Re (m//g in a loop): pattern matching a limited number of times
by bart (Canon) on Sep 14, 2002 at 09:19 UTC
    Another, entirely different approach than using assertions, is to try an match your pattern using m//g in a while/for loop. It appears to work rather well. Note that I've changed the substitution string so that it's a different length from what it matched, just to make sure it does work.

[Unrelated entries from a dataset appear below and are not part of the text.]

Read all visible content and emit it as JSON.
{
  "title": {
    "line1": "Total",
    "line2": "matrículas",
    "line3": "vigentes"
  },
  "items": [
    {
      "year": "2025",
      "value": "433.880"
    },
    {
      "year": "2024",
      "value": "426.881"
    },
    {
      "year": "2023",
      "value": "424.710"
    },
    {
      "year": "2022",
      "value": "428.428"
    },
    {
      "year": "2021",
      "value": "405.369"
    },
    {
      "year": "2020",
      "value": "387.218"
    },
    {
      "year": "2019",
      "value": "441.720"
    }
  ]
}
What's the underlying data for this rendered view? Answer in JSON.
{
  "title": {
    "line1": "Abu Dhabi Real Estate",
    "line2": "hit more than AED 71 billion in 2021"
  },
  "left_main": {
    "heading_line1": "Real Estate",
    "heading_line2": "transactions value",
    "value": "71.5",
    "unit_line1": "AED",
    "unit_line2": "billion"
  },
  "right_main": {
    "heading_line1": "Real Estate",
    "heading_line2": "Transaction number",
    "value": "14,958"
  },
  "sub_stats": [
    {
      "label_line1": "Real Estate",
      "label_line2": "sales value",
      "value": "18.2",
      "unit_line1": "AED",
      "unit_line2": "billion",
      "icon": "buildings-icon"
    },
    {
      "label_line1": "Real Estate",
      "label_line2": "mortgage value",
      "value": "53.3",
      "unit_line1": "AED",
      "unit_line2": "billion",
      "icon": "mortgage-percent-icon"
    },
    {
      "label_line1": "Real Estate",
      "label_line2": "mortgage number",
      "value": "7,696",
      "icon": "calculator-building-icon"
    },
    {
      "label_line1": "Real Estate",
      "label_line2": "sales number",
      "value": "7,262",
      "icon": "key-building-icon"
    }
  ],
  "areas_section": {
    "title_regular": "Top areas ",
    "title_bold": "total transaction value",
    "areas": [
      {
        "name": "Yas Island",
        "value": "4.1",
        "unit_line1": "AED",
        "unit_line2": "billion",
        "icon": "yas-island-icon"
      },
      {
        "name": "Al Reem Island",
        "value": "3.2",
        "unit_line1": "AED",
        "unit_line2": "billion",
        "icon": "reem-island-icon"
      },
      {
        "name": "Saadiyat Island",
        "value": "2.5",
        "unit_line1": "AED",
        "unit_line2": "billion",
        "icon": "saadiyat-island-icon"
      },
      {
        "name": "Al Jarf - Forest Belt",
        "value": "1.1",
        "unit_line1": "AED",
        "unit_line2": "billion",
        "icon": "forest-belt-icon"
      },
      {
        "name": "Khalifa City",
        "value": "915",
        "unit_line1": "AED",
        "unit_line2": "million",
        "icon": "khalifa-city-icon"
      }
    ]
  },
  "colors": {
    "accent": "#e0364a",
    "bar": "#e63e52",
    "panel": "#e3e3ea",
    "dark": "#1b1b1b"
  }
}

    $_ = 'abxy' x 15; for(my $i = 0; m/ab/g and $i++<5;) { substr($_, $-[0], $+[0]-$-[0]) = 'ABC'; } print;
    Result: ABCxyABCxyABCxyABCxyABCxyabxyabxyabxyabxyabxyabxyabxyabxyabxyabxy

    That looks about right to me.

    Update: See my follow-up in another subthread, that in general, you need to set pos() whenever you change the original string before continueing searching.